It’s an all too common scenario: a patient presents to a facility, stays for treatment, gets discharged, and quickly returns complaining of the same or similar issues. Because of the constant back and forth, it can become tricky to determine how to properly bill for the various encounters.
Typically, the general rule is to bill each encounter separately as long as the patient returns on a different day. There are, however, a few exceptions. If the patient returns on the same day for a problem related to the first admission, then billing for the two admissions would be combined into one. The same goes for if the gap between the admissions is a planned leave of absence and it was always intended for the patient to return the second time around.
But what if the patient is discharged from the first admission only to return a few days later with the same problem? In an example provided by RACmonitor, a patient presents with pneumonia, is treated and released, then returns the next day with difficulty breathing and is diagnosed with a pleural effusion. Many healthcare professionals would consider this a mistake and document the two admissions as a single visit, believing that receiving two DRG payments would be unfair.

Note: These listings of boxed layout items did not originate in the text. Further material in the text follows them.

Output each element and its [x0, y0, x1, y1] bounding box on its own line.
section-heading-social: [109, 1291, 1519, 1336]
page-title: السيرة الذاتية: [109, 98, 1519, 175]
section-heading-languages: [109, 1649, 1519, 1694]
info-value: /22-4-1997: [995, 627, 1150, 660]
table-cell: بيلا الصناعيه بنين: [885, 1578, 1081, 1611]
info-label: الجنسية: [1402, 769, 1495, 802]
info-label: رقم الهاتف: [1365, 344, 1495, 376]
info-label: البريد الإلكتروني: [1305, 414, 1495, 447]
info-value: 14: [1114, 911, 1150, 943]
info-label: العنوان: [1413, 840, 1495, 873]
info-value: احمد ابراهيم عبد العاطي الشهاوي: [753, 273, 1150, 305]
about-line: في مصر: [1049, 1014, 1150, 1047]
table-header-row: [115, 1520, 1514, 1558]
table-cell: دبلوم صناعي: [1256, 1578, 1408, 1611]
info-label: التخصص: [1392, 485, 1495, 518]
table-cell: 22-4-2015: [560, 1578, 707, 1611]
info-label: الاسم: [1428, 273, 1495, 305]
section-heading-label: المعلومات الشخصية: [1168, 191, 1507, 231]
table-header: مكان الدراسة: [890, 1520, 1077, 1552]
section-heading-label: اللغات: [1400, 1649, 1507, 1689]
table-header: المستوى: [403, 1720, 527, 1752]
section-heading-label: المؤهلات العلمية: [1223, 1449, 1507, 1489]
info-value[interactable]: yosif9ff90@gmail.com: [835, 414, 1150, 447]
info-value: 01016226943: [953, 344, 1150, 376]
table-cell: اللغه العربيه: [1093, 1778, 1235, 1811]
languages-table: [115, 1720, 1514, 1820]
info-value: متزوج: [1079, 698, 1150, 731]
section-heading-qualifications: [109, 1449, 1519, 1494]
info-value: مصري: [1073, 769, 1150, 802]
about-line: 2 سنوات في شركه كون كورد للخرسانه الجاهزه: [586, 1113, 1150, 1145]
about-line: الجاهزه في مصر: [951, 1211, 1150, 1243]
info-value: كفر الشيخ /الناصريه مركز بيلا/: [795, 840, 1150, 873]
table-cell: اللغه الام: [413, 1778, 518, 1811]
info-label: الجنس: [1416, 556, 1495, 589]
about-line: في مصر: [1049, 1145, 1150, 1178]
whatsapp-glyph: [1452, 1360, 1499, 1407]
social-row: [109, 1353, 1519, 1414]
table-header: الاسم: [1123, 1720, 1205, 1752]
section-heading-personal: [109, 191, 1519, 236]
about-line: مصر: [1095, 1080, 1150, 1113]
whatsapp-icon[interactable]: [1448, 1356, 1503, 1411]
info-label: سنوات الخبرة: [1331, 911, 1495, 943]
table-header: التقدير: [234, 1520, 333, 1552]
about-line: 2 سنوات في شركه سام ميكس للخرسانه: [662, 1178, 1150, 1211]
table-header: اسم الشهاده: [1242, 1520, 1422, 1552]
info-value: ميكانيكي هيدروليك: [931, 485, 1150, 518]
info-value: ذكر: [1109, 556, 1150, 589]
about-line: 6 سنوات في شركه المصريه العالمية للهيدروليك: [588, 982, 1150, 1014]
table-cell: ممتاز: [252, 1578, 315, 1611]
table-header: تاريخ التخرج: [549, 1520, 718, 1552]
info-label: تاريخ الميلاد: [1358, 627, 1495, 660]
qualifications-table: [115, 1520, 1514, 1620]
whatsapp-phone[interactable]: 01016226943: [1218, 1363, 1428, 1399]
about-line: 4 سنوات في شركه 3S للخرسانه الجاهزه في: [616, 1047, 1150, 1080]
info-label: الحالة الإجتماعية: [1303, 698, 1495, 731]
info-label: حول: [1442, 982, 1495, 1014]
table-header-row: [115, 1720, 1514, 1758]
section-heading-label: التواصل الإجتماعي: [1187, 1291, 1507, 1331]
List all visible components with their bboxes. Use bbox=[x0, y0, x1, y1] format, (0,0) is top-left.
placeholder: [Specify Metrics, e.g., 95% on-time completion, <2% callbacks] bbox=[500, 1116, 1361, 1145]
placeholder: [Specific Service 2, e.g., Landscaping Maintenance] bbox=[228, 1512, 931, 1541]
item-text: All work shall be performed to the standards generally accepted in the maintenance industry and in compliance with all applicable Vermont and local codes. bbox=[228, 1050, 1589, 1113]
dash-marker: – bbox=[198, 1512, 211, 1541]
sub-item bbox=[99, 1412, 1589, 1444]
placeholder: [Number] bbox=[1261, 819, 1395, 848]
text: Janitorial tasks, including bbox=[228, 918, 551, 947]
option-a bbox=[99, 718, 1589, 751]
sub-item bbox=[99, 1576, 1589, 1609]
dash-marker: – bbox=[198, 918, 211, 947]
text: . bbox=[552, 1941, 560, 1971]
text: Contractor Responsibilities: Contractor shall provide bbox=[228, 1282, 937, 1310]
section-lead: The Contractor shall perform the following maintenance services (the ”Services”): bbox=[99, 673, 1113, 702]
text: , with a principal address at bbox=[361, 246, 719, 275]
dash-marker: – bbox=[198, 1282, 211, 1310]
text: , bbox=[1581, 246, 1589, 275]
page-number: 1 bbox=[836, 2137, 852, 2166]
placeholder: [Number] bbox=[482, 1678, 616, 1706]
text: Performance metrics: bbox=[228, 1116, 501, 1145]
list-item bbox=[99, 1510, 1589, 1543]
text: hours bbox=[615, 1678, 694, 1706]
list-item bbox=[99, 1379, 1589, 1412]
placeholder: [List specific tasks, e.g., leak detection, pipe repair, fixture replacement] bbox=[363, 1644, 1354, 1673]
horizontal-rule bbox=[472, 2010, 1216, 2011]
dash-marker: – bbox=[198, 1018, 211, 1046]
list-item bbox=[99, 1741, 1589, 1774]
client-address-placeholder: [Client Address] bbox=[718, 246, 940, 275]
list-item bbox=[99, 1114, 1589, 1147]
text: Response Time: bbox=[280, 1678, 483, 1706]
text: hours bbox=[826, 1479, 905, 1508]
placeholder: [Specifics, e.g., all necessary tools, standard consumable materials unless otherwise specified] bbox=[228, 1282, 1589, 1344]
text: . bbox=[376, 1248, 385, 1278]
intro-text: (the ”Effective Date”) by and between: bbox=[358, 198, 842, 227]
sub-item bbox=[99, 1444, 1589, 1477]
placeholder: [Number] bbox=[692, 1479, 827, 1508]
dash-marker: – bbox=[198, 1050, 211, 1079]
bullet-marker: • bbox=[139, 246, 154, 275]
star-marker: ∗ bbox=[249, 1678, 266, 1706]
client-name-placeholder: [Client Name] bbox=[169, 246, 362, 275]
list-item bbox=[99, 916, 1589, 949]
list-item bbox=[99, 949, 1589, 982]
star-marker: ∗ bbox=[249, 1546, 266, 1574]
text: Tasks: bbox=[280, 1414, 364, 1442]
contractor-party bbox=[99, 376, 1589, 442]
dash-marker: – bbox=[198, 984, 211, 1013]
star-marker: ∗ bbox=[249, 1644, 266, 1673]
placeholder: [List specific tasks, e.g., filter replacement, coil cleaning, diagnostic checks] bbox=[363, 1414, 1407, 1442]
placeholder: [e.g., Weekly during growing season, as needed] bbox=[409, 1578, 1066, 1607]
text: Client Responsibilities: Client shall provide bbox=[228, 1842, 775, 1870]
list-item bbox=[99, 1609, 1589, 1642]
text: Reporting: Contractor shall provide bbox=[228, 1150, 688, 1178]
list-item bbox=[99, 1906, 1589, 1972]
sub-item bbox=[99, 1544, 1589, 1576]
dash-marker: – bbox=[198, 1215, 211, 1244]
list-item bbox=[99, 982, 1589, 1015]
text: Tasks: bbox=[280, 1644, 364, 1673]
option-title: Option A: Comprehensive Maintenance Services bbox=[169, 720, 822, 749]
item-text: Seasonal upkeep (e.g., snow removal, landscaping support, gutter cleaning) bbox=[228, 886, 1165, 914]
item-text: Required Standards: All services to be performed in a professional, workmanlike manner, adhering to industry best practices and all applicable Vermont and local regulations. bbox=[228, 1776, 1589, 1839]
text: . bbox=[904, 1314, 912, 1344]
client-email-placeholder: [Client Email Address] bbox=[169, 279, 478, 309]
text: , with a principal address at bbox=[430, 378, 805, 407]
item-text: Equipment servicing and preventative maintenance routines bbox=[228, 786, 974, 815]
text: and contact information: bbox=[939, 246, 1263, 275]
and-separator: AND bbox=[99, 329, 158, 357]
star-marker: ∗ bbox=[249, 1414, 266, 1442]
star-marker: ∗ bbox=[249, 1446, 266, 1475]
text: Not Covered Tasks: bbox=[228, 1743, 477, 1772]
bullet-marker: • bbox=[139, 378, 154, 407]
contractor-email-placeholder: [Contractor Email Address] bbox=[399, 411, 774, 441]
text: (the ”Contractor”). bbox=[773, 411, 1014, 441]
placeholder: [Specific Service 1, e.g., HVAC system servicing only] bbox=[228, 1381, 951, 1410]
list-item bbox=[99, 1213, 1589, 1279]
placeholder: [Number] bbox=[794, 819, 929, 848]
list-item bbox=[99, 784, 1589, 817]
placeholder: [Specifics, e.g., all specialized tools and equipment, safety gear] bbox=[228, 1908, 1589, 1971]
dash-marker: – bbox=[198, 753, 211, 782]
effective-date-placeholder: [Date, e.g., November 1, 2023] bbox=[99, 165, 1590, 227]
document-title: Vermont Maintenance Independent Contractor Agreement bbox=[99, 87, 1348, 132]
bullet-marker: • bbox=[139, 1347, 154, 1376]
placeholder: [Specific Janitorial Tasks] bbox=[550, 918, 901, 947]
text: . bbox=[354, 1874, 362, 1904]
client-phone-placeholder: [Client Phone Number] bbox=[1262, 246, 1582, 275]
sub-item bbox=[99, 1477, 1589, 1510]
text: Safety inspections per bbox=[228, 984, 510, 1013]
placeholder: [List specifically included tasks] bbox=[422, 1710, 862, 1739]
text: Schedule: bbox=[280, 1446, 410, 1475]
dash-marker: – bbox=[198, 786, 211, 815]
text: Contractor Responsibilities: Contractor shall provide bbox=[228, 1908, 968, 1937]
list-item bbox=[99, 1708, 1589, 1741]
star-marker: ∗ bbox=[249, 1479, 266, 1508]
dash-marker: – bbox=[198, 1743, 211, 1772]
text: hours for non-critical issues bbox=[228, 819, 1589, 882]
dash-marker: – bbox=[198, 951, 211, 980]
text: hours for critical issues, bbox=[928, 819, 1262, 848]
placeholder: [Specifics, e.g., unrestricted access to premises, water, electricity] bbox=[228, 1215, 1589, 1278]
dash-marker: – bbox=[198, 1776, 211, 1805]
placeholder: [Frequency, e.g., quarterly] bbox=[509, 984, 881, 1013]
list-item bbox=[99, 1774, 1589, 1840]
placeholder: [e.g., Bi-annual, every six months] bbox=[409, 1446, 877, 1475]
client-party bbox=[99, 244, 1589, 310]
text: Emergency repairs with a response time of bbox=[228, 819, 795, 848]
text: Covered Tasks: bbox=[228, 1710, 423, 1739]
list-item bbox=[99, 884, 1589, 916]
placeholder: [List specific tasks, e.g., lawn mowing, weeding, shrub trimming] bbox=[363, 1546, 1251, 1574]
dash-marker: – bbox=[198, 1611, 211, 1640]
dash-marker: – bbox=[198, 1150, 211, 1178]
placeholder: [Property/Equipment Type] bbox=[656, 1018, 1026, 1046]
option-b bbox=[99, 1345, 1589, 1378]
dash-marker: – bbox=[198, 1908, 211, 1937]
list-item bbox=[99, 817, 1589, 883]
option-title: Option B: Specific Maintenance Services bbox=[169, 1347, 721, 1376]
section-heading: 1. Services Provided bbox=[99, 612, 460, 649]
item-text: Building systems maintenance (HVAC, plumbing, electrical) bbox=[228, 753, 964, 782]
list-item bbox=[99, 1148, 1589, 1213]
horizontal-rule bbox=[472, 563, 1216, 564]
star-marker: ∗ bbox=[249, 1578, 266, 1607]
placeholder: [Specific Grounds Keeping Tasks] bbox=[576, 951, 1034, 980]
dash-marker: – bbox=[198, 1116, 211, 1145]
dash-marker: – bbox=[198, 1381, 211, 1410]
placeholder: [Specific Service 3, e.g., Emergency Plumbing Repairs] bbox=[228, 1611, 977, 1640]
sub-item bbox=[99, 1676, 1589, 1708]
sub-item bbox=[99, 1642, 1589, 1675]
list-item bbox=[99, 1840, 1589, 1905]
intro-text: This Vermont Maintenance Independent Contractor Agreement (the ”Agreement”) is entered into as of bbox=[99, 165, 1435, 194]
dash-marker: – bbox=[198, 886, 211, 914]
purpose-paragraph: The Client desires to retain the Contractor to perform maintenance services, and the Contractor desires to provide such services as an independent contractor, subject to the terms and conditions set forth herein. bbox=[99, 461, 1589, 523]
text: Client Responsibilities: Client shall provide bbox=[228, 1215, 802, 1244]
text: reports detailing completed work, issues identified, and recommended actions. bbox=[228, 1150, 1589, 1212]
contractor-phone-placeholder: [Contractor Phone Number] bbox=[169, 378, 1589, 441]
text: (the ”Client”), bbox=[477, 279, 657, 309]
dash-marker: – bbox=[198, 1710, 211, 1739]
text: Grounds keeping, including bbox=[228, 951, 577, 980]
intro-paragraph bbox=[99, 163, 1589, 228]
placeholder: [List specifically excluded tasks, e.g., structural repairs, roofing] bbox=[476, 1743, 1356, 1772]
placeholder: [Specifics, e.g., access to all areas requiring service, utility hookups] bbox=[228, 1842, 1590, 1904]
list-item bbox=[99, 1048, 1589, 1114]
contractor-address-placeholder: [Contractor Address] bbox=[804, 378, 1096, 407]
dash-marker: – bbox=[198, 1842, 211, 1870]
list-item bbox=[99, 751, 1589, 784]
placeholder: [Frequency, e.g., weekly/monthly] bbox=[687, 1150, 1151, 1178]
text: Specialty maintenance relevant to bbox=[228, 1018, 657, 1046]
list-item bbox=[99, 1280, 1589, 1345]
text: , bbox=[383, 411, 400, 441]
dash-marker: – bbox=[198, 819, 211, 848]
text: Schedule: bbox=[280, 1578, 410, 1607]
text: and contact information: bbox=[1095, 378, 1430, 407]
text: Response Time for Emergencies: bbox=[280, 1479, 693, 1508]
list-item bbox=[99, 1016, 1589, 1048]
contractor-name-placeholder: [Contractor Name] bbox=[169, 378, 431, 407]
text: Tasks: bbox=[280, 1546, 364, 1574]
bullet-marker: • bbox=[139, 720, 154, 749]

Unfortunately, CMS offers no official guidelines allowing hospitals to do such a thing; though it is not expressly forbidden, the proper response is technically to bill each admission separately. But there is a sizable consensus among many professionals that this course of action is irresponsible, leading some to find alternate solutions. Some have started billing the two admissions as if it was planned that way all along, and others have tried to use no-pay 110 claims in order to fix the problem (though this type is code is difficult to use unless the hospital undoubtedly caused the readmission, such as by discharging the patient with the wrong medication). Neither of these is a perfect solution, but hopefully CMS will one day update their guidelines in order to cover such scenarios.